| Пишет alisashuang ( @ 2009-07-06 13:34:00 |
| Тэги записи: | debt consolidation, home equity, mortgage calculator, mortgage rates, refinance |
Mortgage Rates broke news of the hike
Hyundai Offers Buyers $1,000 or Gas at $1.49/Gallon
Hyundai is leading the auto-incentive pack once again. Beginning tomorrow, the South Korean automaker will launch their “Assurance Gas Lock” promotion,
An incentive that will offer new vehicle buyers either a $1,000 cash rebate or the chance to lock in gas prices at $1.49/gallon for one year:
With gas prices at $2.70, someone driving a V6 Hyundai Sonata, one of its most popular models, for 12,000 miles over the course of a year would save about $580 with the gas price promotion,
Given the Sonata’s EPA-estimated 25 miles per gallon fuel economy in combined city and highway driving.
Gas prices would need to average about $3.60 a gallon or more for a typical Sonata buyer to benefit from the gas card instead of the cash.
In the June 12 edition of their weekly newsletter, The Kiplinger Letter, the personal finance and business forecasting organization says that while they do expect oil prices to increase to $85 a barrel in the coming weeks,
“By year-end, oil will be closer to $65 a barrel, with gas near $2.25 a gallon.” That being said, we’re betting most will opt for the cash.
Hyundai’s latest promotion completes a triple threat for the automaker that’s looking to gain an even greater lion’s share of the automotive market.
The “Assurance Gas Lock” promotion, combined with their year-long “Assurance” program, and the newly enacted “Cash for Clunkers” law,
Could serve to push Hyundai even further to the head of the pack:
[From CNN Money, 2/19/09] The auto industry’s U.S. sales in January were at the weakest monthly annualized rate in 27 years,
But Hyundai saw demand rise 14%, a trend [vice president of marketing at Hyundai Motor America Joel] Ewanick,
Ewanick partly credited to the Assurance program, which was launched in early January.
[From CNN Money, 6/30/09] Hyundai will announce its June sales on Wednesday and industry trackers at Edmunds.com expect them to be down 18% from the same month last year,
But that would be much better than the overall industry which is expected to be down 28%.
We wrote this exact conclusion back in February when we first reported on Hyundai’s “Assurance Plus” program,
And we think it still applies: “Automakers take note: if you can prove to consumers that you’re willing to stand behind them, they’ll be more willing to stand behind you.”
Citi Raises Rates Before Rules Take Effect
According to the Financial Times, Citigroup has increased the interest rate on up to 15 million credit card accounts that the bank co-brands with retailers such as Sears.
The increase comes months before the Obama Administration’s credit card reform is scheduled to take hold.
The Credit Cardholders’ Bill of Rights Act, slated to go into effect in early 2010 — pushed up from the originally launch date of July 2010 — is designed to,
Among other things, prevent credit card companies from raising interest rates without the cardholder’s knowledge:
Holders of co-branded cards who failed to pay their balance in full at the end of the month saw their rates rise by an average 24 per cent –
Or nearly 3 percentage points – between January and April, according to a Credit Suisse analysis of data from the consultancy Lightspeed Research.
Citi’s response to the increase was the same as Bank of America’s regarding their recent increases in rates and fees.
Financial institutions have cited that the cost of doing business has increased due to the voluminous defaults and volatility in the current market:
Mortgage Rates broke news of the hike, Citi issued a statement saying: ”We have adjusted pricing and card terms for some customers as part of our regular account reviews.
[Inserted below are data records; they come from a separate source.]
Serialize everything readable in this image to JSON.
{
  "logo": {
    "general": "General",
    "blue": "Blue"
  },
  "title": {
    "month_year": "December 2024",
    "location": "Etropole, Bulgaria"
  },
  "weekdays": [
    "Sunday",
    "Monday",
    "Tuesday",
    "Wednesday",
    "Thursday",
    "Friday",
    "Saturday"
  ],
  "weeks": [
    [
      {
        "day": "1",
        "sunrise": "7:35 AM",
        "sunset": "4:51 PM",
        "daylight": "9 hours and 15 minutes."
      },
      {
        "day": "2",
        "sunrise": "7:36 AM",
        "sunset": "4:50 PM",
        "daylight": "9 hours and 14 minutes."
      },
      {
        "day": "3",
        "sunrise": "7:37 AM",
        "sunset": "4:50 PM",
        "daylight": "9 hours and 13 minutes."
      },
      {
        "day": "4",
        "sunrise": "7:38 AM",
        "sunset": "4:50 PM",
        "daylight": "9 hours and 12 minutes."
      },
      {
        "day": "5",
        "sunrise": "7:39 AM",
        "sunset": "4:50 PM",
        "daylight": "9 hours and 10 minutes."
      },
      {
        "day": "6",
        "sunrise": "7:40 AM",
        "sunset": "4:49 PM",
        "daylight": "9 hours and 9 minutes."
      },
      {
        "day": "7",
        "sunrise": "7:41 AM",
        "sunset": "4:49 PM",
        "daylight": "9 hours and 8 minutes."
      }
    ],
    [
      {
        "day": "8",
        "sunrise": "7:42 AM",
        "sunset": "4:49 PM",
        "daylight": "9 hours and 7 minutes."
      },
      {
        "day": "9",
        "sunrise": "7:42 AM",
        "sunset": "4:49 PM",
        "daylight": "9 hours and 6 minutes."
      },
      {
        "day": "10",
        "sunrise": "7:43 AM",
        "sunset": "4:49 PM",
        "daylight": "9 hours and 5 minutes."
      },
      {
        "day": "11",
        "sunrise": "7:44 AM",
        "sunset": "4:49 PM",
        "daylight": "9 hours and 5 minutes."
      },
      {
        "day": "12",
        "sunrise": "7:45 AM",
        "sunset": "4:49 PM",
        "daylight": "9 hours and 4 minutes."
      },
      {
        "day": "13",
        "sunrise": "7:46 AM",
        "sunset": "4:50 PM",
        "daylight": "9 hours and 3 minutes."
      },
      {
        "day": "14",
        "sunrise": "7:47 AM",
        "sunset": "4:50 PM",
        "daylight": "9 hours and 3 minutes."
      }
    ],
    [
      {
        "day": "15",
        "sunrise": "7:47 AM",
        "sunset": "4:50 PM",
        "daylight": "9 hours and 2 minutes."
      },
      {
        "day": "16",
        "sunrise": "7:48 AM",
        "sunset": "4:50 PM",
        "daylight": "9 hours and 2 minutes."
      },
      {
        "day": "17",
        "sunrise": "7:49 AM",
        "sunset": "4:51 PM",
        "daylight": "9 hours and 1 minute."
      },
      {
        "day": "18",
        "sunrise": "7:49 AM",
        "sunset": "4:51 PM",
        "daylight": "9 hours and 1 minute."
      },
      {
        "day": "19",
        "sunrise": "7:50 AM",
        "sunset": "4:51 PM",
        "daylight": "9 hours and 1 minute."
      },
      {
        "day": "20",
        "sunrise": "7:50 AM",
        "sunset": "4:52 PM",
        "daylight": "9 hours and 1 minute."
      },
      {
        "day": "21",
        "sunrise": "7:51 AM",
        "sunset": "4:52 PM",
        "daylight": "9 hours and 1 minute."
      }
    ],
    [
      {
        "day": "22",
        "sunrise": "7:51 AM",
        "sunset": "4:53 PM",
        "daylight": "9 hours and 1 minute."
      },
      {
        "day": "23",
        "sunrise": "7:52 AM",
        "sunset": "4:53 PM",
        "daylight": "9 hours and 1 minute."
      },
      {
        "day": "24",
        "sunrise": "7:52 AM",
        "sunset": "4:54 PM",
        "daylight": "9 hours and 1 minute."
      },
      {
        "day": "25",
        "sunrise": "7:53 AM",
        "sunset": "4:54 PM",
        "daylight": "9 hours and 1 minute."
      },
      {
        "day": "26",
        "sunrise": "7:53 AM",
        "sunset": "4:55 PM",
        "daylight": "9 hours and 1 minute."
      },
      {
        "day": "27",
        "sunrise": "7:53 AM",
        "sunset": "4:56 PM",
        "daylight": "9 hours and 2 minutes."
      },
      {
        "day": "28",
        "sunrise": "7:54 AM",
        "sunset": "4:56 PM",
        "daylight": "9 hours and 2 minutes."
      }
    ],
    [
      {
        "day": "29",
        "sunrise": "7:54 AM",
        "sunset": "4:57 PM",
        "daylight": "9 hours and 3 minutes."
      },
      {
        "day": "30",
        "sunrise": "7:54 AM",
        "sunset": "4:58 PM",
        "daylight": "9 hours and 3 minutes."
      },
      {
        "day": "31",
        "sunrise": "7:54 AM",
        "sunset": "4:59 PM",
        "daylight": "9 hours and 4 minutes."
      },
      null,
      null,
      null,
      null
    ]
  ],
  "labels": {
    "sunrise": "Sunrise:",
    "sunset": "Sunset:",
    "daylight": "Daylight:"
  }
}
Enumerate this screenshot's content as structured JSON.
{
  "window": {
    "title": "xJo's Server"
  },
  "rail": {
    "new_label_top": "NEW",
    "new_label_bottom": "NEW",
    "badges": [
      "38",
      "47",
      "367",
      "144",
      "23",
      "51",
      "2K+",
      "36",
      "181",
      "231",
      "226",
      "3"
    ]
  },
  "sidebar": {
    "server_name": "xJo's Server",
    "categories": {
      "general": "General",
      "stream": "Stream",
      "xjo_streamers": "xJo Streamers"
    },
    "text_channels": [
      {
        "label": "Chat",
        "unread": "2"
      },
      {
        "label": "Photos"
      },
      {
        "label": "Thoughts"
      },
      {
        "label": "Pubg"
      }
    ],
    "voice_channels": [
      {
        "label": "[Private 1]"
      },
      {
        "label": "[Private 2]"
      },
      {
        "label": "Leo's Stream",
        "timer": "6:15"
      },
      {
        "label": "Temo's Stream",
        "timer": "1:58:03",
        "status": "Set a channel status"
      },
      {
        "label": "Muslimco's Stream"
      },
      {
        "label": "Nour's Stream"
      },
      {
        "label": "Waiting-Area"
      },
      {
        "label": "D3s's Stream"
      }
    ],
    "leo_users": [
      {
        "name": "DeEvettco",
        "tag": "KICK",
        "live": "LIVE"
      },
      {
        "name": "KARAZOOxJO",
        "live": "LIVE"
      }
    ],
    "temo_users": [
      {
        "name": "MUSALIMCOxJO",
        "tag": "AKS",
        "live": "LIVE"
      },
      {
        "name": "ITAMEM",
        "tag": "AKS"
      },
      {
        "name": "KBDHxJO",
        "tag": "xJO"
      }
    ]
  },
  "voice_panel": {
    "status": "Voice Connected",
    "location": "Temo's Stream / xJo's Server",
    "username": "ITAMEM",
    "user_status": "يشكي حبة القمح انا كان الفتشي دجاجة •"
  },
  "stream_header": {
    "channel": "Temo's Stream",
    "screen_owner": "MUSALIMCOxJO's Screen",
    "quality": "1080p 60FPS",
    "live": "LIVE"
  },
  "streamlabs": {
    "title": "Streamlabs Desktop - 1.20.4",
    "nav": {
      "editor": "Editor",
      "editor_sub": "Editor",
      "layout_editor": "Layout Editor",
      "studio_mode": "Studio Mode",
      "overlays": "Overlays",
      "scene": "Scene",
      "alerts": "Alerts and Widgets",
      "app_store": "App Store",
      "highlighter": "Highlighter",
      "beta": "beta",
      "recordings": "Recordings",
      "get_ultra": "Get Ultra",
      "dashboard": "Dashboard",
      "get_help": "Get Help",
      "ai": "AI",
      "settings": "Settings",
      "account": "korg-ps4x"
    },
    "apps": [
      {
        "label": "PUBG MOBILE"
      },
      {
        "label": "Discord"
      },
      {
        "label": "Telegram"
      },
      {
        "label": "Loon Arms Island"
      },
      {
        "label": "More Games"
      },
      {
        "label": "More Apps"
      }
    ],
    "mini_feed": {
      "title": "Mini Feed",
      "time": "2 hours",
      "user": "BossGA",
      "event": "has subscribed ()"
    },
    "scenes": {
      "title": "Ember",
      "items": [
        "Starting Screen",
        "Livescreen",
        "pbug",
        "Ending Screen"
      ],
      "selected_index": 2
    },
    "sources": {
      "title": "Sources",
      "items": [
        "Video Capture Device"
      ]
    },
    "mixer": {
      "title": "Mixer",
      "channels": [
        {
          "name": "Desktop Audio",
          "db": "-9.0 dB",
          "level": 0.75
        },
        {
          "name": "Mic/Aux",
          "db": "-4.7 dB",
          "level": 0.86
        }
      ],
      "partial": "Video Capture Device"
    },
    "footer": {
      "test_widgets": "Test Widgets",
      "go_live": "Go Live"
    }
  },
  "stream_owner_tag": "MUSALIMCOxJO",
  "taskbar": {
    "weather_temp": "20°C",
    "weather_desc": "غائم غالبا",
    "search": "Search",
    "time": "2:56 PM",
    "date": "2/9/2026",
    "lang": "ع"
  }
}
This is an ongoing process to ensure we offer terms, interest rates, credit lines and products based on individual needs and risk profiles.
These changes also reflect the dramatically higher cost of doing business in our industry as we work to preserve the broad availability of credit.”
Citi’s move came as the economic downturn caused record defaults among US card users and prompted many issuers to raise rates,
Both to cushion their losses and pre-empt the new restrictions set to come into effect in February.
However, Citi’s increases have been larger than those of its main rivals, according to Lightspeed, which tracks about 12,000 US credit card accounts.
We expect many credit card companies to rush in many of the practices that will be banned under the legislation while they still can.
We urge consumers to guard themselves against rate increases by buying only what you know you can afford, paying your bill in full and on time every month,
And read your contract so that you understand the terms and conditions of your account.